The site had been live for weeks with this invisible problem. Every page worked in a browser, every monitoring check passed (because they all used GET), but Google couldn't crawl a single page beyond the initial discovery.

Lessons Learned

  1. Test with HEAD, not just GET. Browser testing and typical health checks only use GET. Add curl -X HEAD to your deployment verification.

  2. Google Search Console errors are real. When GSC reports "Server error (5xx)" and your monitoring shows all-green, the discrepancy is a clue — not a false positive. Something about how Google accesses your site differs from how you test it.

  3. Framework defaults change between versions. Don't assume HTTP method handling behavior is stable across framework upgrades. Check the changelog when upgrading Starlette/FastAPI.

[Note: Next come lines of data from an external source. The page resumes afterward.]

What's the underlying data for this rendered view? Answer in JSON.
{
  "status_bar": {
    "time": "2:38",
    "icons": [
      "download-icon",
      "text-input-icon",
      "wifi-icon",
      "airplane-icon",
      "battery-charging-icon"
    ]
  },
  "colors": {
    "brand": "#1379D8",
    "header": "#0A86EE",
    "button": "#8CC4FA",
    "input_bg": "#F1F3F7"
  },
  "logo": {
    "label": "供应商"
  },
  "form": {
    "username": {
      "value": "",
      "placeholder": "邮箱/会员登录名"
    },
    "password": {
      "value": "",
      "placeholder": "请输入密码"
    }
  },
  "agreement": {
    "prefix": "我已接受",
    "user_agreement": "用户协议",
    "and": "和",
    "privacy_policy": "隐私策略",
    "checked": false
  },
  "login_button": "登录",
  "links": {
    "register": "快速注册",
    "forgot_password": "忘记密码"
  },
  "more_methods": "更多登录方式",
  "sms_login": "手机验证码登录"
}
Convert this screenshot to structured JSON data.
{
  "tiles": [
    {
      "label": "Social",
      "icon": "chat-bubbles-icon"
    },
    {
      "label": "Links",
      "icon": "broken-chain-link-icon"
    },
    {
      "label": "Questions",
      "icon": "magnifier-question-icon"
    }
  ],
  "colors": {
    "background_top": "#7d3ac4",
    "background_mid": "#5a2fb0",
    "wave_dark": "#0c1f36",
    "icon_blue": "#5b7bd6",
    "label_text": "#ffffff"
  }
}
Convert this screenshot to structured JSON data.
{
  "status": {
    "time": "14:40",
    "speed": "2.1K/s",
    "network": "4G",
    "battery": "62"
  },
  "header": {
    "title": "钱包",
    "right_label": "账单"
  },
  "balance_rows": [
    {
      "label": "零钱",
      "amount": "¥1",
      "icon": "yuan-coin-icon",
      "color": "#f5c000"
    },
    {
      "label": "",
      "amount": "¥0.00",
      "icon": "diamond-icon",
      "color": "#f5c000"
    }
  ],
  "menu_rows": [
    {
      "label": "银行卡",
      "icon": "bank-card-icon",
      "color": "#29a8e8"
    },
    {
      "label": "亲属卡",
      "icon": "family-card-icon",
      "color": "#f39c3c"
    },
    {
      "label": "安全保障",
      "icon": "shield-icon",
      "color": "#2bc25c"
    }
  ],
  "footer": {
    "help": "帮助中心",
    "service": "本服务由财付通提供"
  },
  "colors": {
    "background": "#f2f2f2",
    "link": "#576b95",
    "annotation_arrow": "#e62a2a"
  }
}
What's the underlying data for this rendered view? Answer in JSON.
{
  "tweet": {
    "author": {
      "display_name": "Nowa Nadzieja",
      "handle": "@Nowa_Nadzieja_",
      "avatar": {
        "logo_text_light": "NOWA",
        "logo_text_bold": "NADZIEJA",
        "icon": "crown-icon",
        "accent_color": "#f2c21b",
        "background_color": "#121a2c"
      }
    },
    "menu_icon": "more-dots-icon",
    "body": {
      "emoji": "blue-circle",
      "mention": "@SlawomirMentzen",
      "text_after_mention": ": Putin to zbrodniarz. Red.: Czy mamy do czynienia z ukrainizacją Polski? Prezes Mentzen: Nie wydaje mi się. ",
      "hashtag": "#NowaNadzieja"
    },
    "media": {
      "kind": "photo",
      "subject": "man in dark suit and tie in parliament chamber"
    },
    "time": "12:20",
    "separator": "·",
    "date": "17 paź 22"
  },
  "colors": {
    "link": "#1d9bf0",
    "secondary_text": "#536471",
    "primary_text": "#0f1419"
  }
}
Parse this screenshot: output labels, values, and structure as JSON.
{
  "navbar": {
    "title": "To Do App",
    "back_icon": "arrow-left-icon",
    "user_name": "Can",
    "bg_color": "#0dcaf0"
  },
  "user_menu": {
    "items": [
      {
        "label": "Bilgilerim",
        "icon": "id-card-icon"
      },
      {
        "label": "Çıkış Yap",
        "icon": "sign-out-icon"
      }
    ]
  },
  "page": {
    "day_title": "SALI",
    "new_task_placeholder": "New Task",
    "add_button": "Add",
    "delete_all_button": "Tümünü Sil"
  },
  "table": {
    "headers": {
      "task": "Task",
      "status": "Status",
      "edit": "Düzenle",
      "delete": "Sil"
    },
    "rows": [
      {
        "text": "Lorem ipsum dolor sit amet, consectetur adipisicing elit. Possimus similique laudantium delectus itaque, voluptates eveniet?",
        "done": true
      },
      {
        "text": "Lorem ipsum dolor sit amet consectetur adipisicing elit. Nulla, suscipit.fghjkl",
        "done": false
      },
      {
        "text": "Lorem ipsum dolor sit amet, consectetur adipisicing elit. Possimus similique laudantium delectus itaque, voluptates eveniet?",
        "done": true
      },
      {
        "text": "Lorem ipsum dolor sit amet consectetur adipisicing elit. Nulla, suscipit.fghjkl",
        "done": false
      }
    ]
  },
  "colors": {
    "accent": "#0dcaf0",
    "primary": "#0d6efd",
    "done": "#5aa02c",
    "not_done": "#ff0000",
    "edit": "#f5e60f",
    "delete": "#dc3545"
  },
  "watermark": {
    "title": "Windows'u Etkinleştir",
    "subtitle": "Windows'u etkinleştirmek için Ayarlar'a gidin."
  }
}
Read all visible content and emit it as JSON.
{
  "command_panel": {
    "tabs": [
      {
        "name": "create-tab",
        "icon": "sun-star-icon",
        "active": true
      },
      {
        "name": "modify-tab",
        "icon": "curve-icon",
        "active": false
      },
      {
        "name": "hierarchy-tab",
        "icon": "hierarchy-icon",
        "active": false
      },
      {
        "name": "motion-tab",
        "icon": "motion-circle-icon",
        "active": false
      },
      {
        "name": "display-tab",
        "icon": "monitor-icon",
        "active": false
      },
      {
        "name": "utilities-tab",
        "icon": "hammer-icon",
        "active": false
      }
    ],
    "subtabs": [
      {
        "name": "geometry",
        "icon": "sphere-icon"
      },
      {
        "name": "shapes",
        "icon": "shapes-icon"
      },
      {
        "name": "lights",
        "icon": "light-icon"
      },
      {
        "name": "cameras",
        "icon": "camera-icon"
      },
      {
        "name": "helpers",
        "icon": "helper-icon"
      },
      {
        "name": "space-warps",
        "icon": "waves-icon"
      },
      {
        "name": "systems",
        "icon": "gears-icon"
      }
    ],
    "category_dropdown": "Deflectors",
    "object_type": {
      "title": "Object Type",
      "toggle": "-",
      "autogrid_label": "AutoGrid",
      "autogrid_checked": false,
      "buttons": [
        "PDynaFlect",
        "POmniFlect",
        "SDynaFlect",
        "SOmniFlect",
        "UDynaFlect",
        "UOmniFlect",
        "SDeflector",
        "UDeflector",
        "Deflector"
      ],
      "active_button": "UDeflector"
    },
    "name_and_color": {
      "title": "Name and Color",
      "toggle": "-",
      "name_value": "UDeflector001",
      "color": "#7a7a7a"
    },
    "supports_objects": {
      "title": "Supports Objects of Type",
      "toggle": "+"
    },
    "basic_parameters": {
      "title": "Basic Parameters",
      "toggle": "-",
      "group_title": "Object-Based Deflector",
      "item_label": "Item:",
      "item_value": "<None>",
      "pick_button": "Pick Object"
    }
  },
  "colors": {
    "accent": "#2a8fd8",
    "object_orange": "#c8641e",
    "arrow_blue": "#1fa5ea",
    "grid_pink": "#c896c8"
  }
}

  4. Middleware order matters in FastAPI. FastAPI executes middleware in reverse registration order. The HEAD handler must run before middleware that might depend on the request method.

  5. The HTTP spec is your friend. RFC 9110 says HEAD must work wherever GET works. Violating this doesn't just break Googlebot — it breaks any well-behaved HTTP client, proxy, or CDN that relies on HEAD for cache validation or pre-flight checks.